Democracy, once emptied of its social objectives, allows for a temporally delimited oscillation between expectation and frustration. The choice between parties, however apparent its impact on people's real lives, always takes on the great drama of election nights, which gives it a renewed reality.
On the other hand, the revolution in information and communication technologies created conditions for an unprecedented ideological control of subjectivities, which right-wing and extreme right-wing forces, almost always associated with fundamentalist evangelical religions (especially Pentecostals), were able to exploit a lot. more intensely than the progressive forces. Fear and hope, frustration and expectation have become psychic commodities incessantly produced by the profane and religious industries of subjectivity. The attempt to destroy memory aims to transform fear and hope into positions in video games.
The fight for the cure
This table shows the scale of the tasks needed to reverse the conservative movement of cycles and, above all, to convert cycles into spirals in which free, fair and dignified life practices are consolidated for increasingly large population groups.
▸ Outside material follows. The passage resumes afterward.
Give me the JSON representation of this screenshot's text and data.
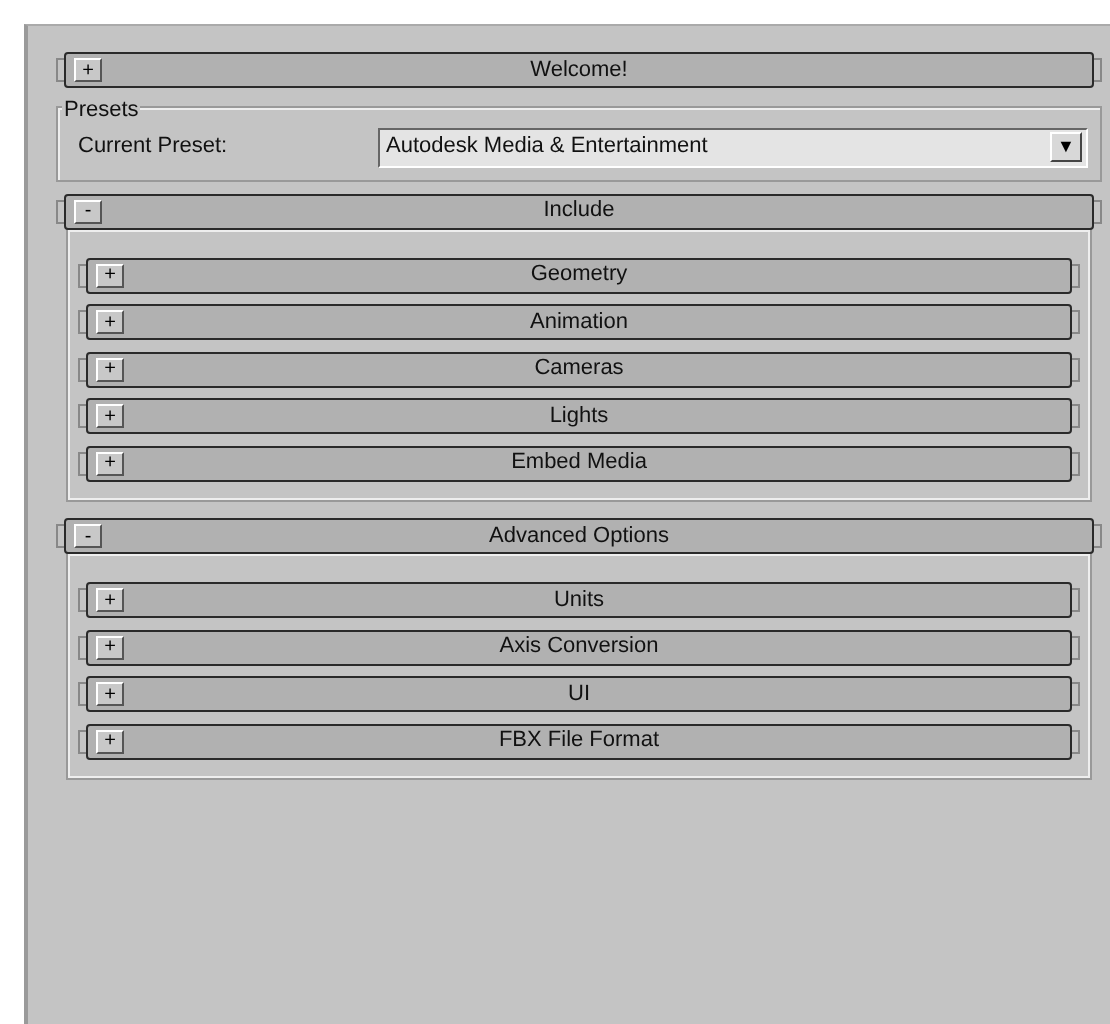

As abstract as it may seem, at the center of the tasks is the fight for epistemic justice so that the populations most harassed by capitalist, racist and sexist domination can represent the world as their own and thus fight for the transformations that best defend them from businessmen from the manipulation of the fear and hope.
*Boaventura de Sousa Santos is full professor at the Faculty of Economics at the University of Coimbra. Author, among other books, of The end of the cognitive empire (authentic).